Duyduğu kapı tıklamasıyla yerinden sıçramış, gözlerini büyük ihtimalle sekseninci kez silerek kapıya ilerlemişti. Tekrardan ağlamamak için çok zor tutmuştu kendini, gözleri zaten şişip kızarmışlardı ve daha fazlasının olmasını istemiyordu.
Kapıyı açtığı an Tsukishima'nın endişeli bakışları altında kaldığı için garip hissetmişti ama bunu dışa vurmamak için tuttu kendini. "Hoşgeldin."
"Hoşbuldum. Bak sana kek ve kurabiye aldım. Hangisini istersin bilemedim.."

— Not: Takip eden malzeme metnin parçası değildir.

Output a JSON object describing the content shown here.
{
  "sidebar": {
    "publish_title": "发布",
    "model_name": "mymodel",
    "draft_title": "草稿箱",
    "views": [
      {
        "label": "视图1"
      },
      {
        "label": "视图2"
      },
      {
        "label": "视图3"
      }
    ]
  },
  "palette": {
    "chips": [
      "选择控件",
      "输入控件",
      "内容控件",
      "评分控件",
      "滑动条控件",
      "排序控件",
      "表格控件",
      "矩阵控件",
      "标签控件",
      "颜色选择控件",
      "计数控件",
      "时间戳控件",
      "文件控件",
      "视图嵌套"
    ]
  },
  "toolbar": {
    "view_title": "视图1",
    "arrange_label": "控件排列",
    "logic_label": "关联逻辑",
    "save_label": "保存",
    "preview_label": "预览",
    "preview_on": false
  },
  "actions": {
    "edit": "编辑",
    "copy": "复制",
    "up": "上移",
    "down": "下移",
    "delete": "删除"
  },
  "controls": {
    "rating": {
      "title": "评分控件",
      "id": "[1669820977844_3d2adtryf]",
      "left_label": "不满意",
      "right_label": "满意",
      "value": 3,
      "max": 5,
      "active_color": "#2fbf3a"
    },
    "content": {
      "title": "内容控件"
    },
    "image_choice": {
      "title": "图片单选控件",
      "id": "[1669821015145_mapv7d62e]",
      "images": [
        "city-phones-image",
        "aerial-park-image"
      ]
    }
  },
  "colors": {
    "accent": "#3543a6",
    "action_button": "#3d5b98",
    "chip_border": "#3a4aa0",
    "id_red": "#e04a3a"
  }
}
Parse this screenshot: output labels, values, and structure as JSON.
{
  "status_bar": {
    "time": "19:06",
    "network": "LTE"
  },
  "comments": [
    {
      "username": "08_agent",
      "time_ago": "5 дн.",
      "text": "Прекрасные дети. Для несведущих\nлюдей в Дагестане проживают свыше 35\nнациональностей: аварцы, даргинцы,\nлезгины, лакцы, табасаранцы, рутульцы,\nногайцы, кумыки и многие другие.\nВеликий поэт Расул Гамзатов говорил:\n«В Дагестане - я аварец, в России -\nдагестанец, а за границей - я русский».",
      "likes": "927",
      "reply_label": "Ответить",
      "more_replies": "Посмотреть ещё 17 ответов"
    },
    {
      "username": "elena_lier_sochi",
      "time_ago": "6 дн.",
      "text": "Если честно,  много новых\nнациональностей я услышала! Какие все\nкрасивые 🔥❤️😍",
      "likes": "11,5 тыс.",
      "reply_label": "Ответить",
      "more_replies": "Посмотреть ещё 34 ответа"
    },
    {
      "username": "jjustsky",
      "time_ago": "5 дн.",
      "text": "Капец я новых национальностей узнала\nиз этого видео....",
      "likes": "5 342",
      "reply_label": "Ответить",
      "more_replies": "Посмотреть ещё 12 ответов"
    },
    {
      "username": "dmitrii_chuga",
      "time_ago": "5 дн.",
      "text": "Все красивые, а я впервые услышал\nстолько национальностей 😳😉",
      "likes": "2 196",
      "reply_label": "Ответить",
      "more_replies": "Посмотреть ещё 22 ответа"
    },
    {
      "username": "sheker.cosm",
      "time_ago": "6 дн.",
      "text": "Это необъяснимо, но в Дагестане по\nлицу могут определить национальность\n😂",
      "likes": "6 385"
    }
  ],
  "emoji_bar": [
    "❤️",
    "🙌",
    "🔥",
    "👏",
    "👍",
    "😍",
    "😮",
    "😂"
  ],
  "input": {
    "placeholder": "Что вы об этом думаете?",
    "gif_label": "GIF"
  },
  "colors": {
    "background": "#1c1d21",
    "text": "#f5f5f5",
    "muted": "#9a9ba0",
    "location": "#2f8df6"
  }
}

Tadashi şaşırdığına dair bir ifadeyle ona bakmaya devam ederken içeri davet etmediğini fark edip utançla "geçsene" diye mırıldanmış ve yana çekilmişti hemen.
"Teşekkür ederim, çok naziksin." derken kendisi de kapıyı kapatıp yatağa oturmuştu Tsukki'nin yaptığı gibi.
"Üşüdün mü gelirken? İstersen küçük bir battaniye verebilirim."
"Ev sıcak yeterince."
"Oh tamam."
Birbirlerine sessizce bakarlarken Tadashi çocuğun bir şey soracağını hissedip gözlerini kaçırmıştı hemen ve öyle de olmuştu.
"Gözlerin acıyor mu?"
"Biraz. Çok mu kötü görünüyorlar?"
"Tadashi ben kötü göründüğünü söylemedim. Sadece acıyorlar mı diye sordum."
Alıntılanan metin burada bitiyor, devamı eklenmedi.